Calculates an array of centre frequencies (for :func:`make_erb_filters`)
from a sampling frequency, lower cutoff frequency and the desired number of
filters.
:param fs: sampling rate
:param num_freqs: number of centre frequencies to calculate
:type num_freqs: int
:param cutoff: lower cutoff frequency
:return: same as :func:`erb_space`
"""
return GammatoneFilterbank.erb_space(low_freq= self.fmin, high_freq= self.fmax, num_bands=self.num_filters)
def make_erb_filters(self, width=1.0):
T = 1 / self.sample_rate
ear_q = 9.26449 # Glasberg and Moore Parameters
min_bw = 24.7
order = 1
if not torch.is_tensor(self.centre_freqs):
self.centre_freqs = torch.Tensor(self.centre_freqs)
erb = width*((self.centre_freqs / ear_q) ** order + min_bw ** order) ** (1 / order)
B = 1.019 * 2 * torch.Tensor([math.pi]) * erb
arg = 2 * self.centre_freqs * torch.Tensor([math.pi]) * T
vec = torch.exp(2j * arg)
A0 = T
A2 = 0
B0 = 1
B1 = -2 * torch.cos(arg) / torch.exp(B * T)
B2 = torch.exp(-2 * B * T)
rt_pos = torch.sqrt(torch.tensor(3 + 2 ** 1.5))
rt_neg = torch.sqrt(torch.tensor(3 - 2 ** 1.5))
common = -T * torch.exp(-(B * T))
k11 = torch.cos(arg) + rt_pos * torch.sin(arg)
k12 = torch.cos(arg) - rt_pos * torch.sin(arg)
k13 = torch.cos(arg) + rt_neg * torch.sin(arg)
k14 = torch.cos(arg) - rt_neg * torch.sin(arg)
A11 = common * k11
A12 = common * k12
A13 = common * k13
A14 = common * k14
gain_arg = torch.exp(1j * arg - B * T)
gain = torch.abs(
(vec - gain_arg * k11)
* (vec - gain_arg * k12)
* (vec - gain_arg * k13)
* (vec - gain_arg * k14)
* (T * torch.exp(B * T)
/ (-1 / torch.exp(B * T) + 1 + vec * (1 - torch.exp(B * T)))
)**4
)
allfilts = torch.ones_like(self.centre_freqs)
fcoefs = torch.stack([
A0 * allfilts, A11, A12, A13, A14, A2*allfilts,
B0 * allfilts, B1, B2,
gain
], dim=1)
return fcoefs
def erb_filterbank(self, waveform):
#Batch x Time
if waveform.ndim==1:
waveform = waveform[None,:]
#output = torch.zeros((self.filter_coefs[:,9].shape[0], waveform.shape[-1]))

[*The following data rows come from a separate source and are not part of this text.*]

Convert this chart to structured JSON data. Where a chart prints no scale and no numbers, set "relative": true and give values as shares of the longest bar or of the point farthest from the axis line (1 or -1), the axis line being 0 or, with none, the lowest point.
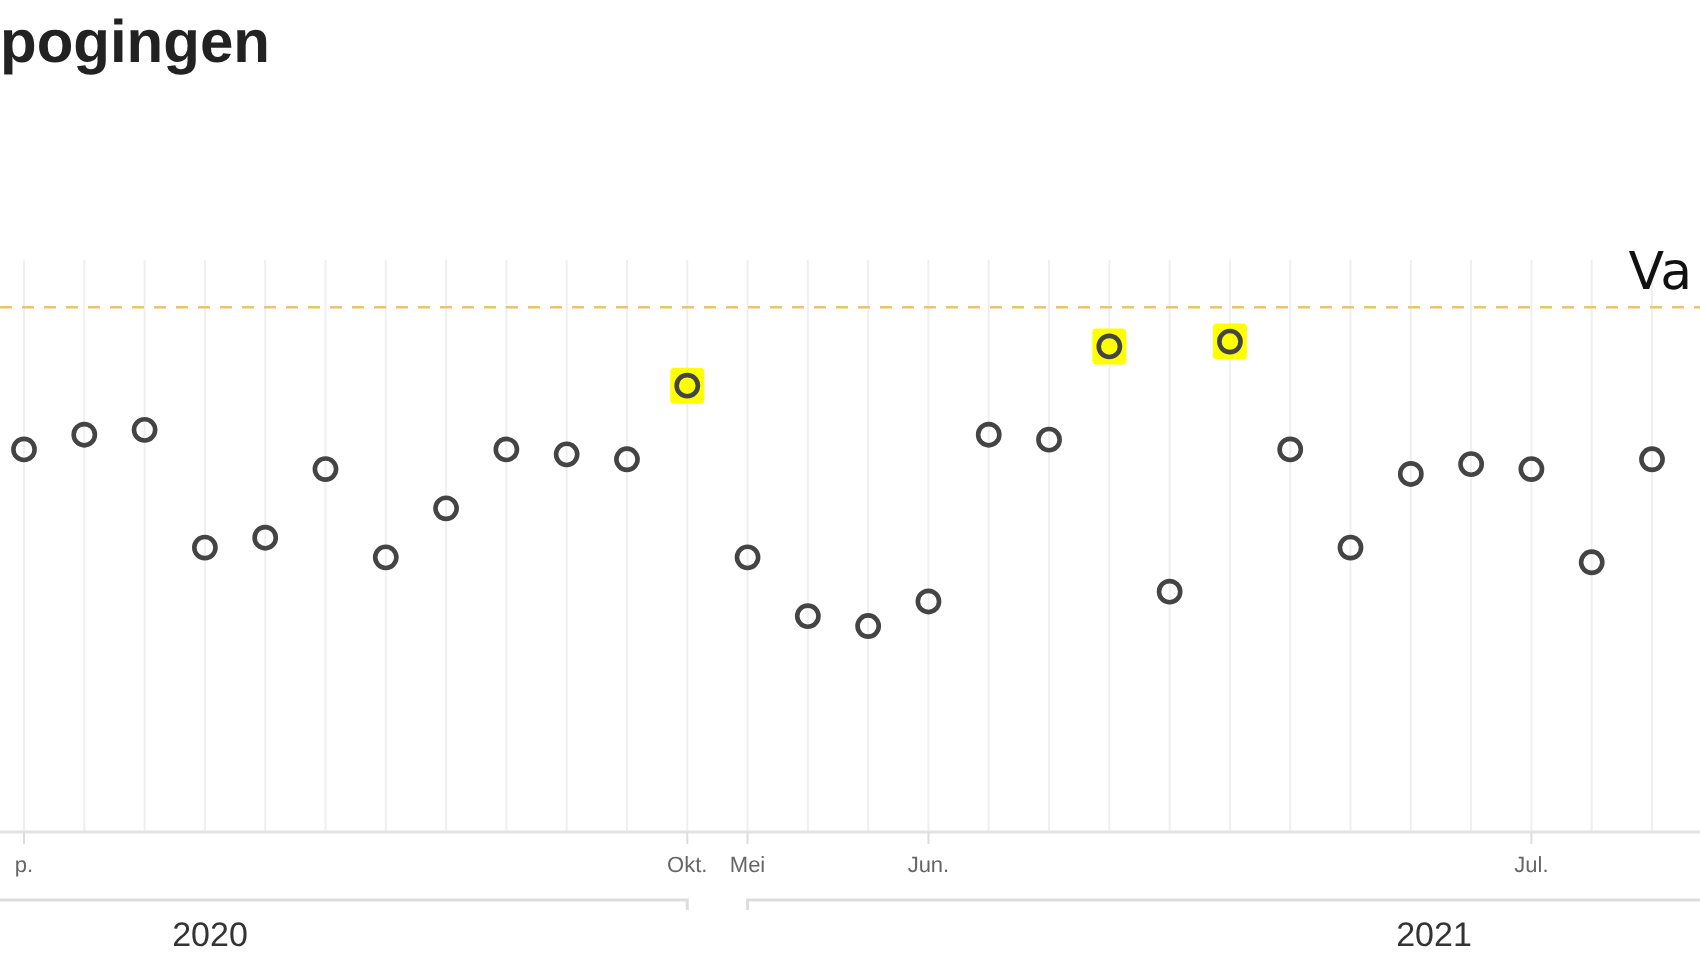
{
  "chart_data": {
    "type": "scatter",
    "title": "pogingen",
    "relative": true,
    "categories": [
      "p.",
      null,
      null,
      null,
      null,
      null,
      null,
      null,
      null,
      null,
      null,
      "Okt.",
      "Mei",
      null,
      null,
      "Jun.",
      null,
      null,
      null,
      null,
      null,
      null,
      null,
      null,
      null,
      "Jul.",
      null,
      null
    ],
    "series": [
      {
        "color": "#ffff00",
        "marker": "square",
        "values": [
          null,
          null,
          null,
          null,
          null,
          null,
          null,
          null,
          null,
          null,
          null,
          0.91,
          null,
          null,
          null,
          null,
          null,
          null,
          0.99,
          null,
          1,
          null,
          null,
          null,
          null,
          null,
          null,
          null
        ]
      },
      {
        "color": "#444444",
        "marker": "circle",
        "values": [
          0.78,
          0.81,
          0.82,
          0.58,
          0.6,
          0.74,
          0.56,
          0.66,
          0.78,
          0.77,
          0.76,
          0.91,
          0.56,
          0.44,
          0.42,
          0.47,
          0.81,
          0.8,
          0.99,
          0.49,
          1,
          0.78,
          0.58,
          0.73,
          0.75,
          0.74,
          0.55,
          0.76
        ]
      }
    ],
    "ref_lines": [
      {
        "axis": "y",
        "value": 1.07,
        "label": "Va",
        "color": "#e8c46e",
        "line_style": "dashed"
      }
    ],
    "annotations": [
      "2020",
      "2021"
    ],
    "grid": "x",
    "tick_labels": "x"
  }
}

gain = self.filter_coefs[:, 9]
# A0, A11, A2
As1 = self.filter_coefs[:, (0, 1, 5)]
# A0, A12, A2
As2 = self.filter_coefs[:, (0, 2, 5)]
# A0, A13, A2
As3 = self.filter_coefs[:, (0, 3, 5)]
# A0, A14, A2
As4 = self.filter_coefs[:, (0, 4, 5)]
# B0, B1, B2
Bs = self.filter_coefs[:, 6:9]
stacked_waveforms = waveform.expand(self.filter_coefs.shape[0],*waveform.shape[1:])
y1 = F.lfilter(stacked_waveforms, Bs, As1, clamp=False)
y2 = F.lfilter(y1, Bs, As2,clamp=False)
y3 = F.lfilter(y2, Bs, As3,clamp=False)
y4 = F.lfilter(y3, Bs, As4,clamp=False)
return y4 / gain.unsqueeze(-1)
def forward(self, x):
if self.gtgram:
x = self.erb_filterbank(x)
x = torch.nn.functional.pad(x,(self.frame_length//2, self.frame_length - self.frame_length//2))
x = torch.sum(x.unfold(-1, self.frame_length, self.hop_length)**2, axis=-1)
return torch.sqrt(x)
else:
return self.erb_filterbank(x)
I guess the fastest ones are the ones directly written in C.
Hi, I'm interested to have an nn.module gammatone Filterbank that produces the filtered outputs directly [N_filters X Signal length], would it be possible to achieve it within your framwork and without having to go through the loop of number of filters?